We asked Colin W. Walsh, an experienced Trial Attorney in the Austin office of Rob Wiley, P.C., to impart his candid answers to a range of questions.   After reading, you will be more more informed on the well-respected reputation that Mr. Walsh 

We asked Colin W. Walsh, an experienced Trial Attorney in the Austin office of Rob Wiley, P.C., to impart his candid answers to a range of questions.   After reading, you will be more more informed on the well-respected reputation that Mr.

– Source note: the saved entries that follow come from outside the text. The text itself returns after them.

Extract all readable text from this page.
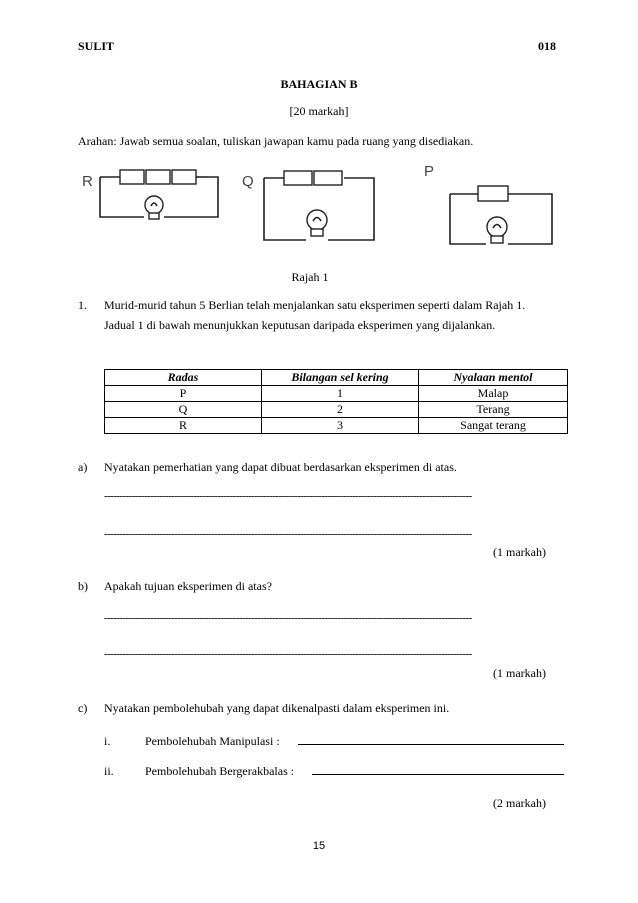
SULIT	018
BAHAGIAN B
[20 markah]
Arahan: Jawab semua soalan, tuliskan jawapan kamu pada ruang yang disediakan.
R	Q
P
Rajah 1
1. Murid-murid tahun 5 Berlian telah menjalankan satu eksperimen seperti dalam Rajah 1.
Jadual 1 di bawah menunjukkan keputusan daripada eksperimen yang dijalankan.
Radas	Bilangan sel kering	Nyalaan mentol
P	1	Malap
Q	2	Terang
R	3	Sangat terang
a) Nyatakan pemerhatian yang dapat dibuat berdasarkan eksperimen di atas.
------------------------------------------------------------------------------------------------------------------------
------------------------------------------------------------------------------------------------------------------------
(1 markah)
b) Apakah tujuan eksperimen di atas?
------------------------------------------------------------------------------------------------------------------------
------------------------------------------------------------------------------------------------------------------------
(1 markah)
c) Nyatakan pembolehubah yang dapat dikenalpasti dalam eksperimen ini.
i.	Pembolehubah Manipulasi :
ii.	Pembolehubah Bergerakbalas :
(2 markah)
15
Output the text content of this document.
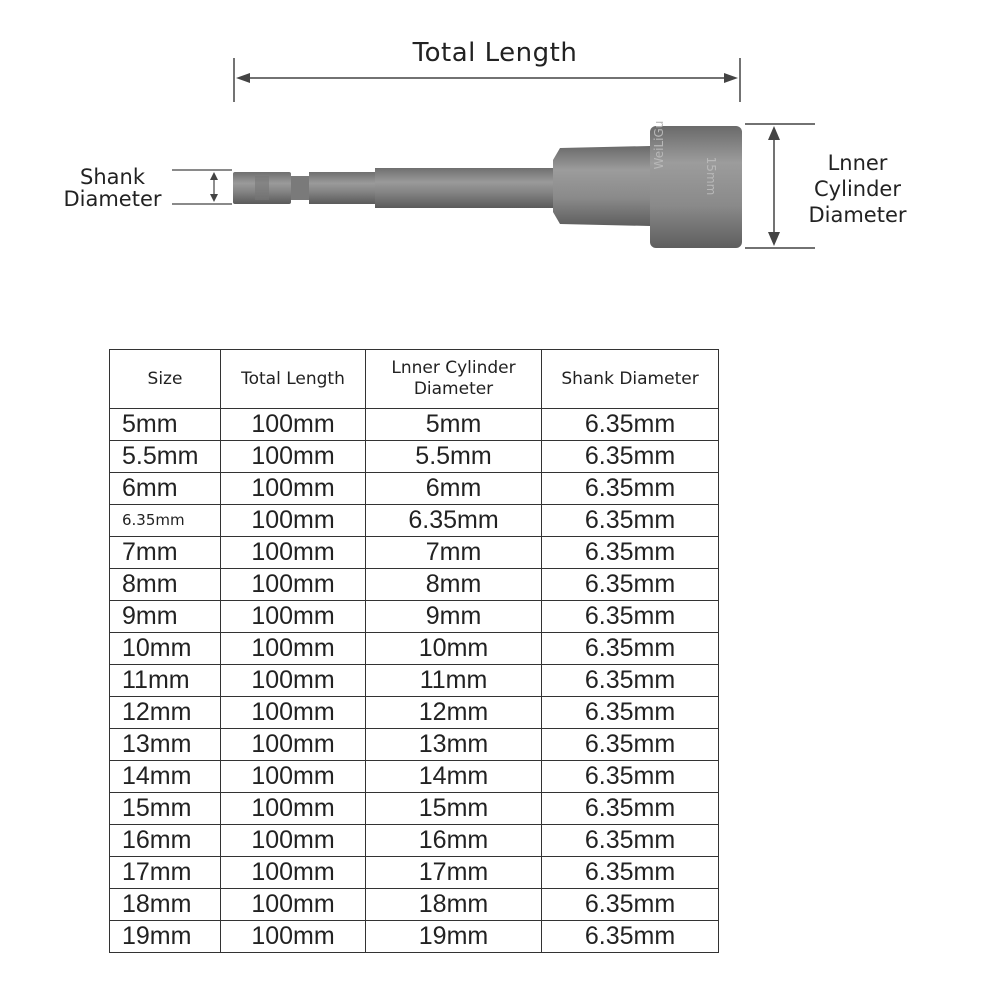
Total Length
Shank
Diameter
Lnner
Cylinder
Diameter
WeiLiGu
15mm
Size	Total Length	Lnner Cylinder Diameter	Shank Diameter
5mm	100mm	5mm	6.35mm
5.5mm	100mm	5.5mm	6.35mm
6mm	100mm	6mm	6.35mm
6.35mm	100mm	6.35mm	6.35mm
7mm	100mm	7mm	6.35mm
8mm	100mm	8mm	6.35mm
9mm	100mm	9mm	6.35mm
10mm	100mm	10mm	6.35mm
11mm	100mm	11mm	6.35mm
12mm	100mm	12mm	6.35mm
13mm	100mm	13mm	6.35mm
14mm	100mm	14mm	6.35mm
15mm	100mm	15mm	6.35mm
16mm	100mm	16mm	6.35mm
17mm	100mm	17mm	6.35mm
18mm	100mm	18mm	6.35mm
19mm	100mm	19mm	6.35mm
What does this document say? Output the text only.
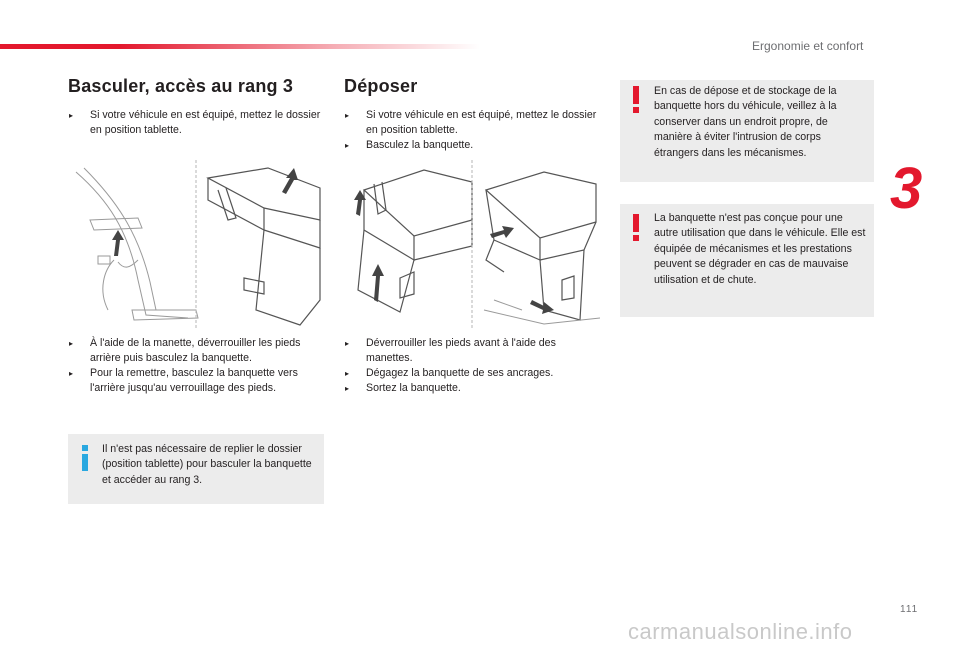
Ergonomie et confort
3
Basculer, accès au rang 3
▸ Si votre véhicule en est équipé, mettez le dossier en position tablette.
▸ À l'aide de la manette, déverrouiller les pieds arrière puis basculez la banquette.
▸ Pour la remettre, basculez la banquette vers l'arrière jusqu'au verrouillage des pieds.
Il n'est pas nécessaire de replier le dossier (position tablette) pour basculer la banquette et accéder au rang 3.
Déposer
▸ Si votre véhicule en est équipé, mettez le dossier en position tablette.
▸ Basculez la banquette.
▸ Déverrouiller les pieds avant à l'aide des manettes.
▸ Dégagez la banquette de ses ancrages.
▸ Sortez la banquette.
En cas de dépose et de stockage de la banquette hors du véhicule, veillez à la conserver dans un endroit propre, de manière à éviter l'intrusion de corps étrangers dans les mécanismes.
La banquette n'est pas conçue pour une autre utilisation que dans le véhicule. Elle est équipée de mécanismes et les prestations peuvent se dégrader en cas de mauvaise utilisation et de chute.
111
carmanualsonline.info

Walsh carries.

1. What do you like most about being an employment lawyer?

I enjoy getting tangible results for my clients and being involved in an area of law that affects everybody every day.

2. What is the most important issue to you of being an advocate?

One of the most important issues to me as an advocate is to not only zealously represent my clients, but also the law.

3. What kind of clients do you like best?

I like the clients that I am able to help who were not able to find help elsewhere.  On a couple of occasions now, a client has told me that my firm is the first one that has listened to his or her issue and offered any kind of assistance.

4. What do you think is the most important part of a good case?

The client.  If the client is not invested, then the other side won’t take it seriously and neither will the jury.

5. What labor and employment issues do you think are currently trending?

The biggest employment discrimination issues I see right now are related to age, disability, and pregnancy discrimination.  For some reason, these types of discrimination seem to be acceptable to employers.  The other issues right now are minimum wage and overtime pay.

6. Who is your favorite Supreme Court Justice?

Justice William Brennan.

7. What would you say to HR of a company about how to treat employees?

It would be to listen to your employees.  Most employees are not looking to sue when he or she goes to Human Resources.  These employees are sincerely looking for help.  Nothing makes an employee seek legal counsel like when he or she complains about something and HR starts investigating the employee instead of the complaint.

8. Besides Rob Wiley, P.C., what is the most interesting job that you have had?

The most interesting job I’ve had is working as an extra in film and television.  I should have known that I was destined to be a lawyer at that point because two of my biggest gigs were the TV show “Boston Legal” and the film Charlie Wilson’s War.

9. What is your favorite food?

Meat pies.  I first discovered them when I studied abroad in undergrad.  I can’t believe these have not caught on in the U.S. because they are brilliant.

10. What’s the best part of living in Austin?

All of the outdoor festivals.  And the Longhorns.

Colin W. Walsh is a Trial Attorney in the Austin office of Rob Wiley, P.C.  He graduated from The University of Texas at Austin with a bachelor’s degree in theatre in 2006.  Mr. Walsh then graduated from The University of Texas School of Law with honors in 2011.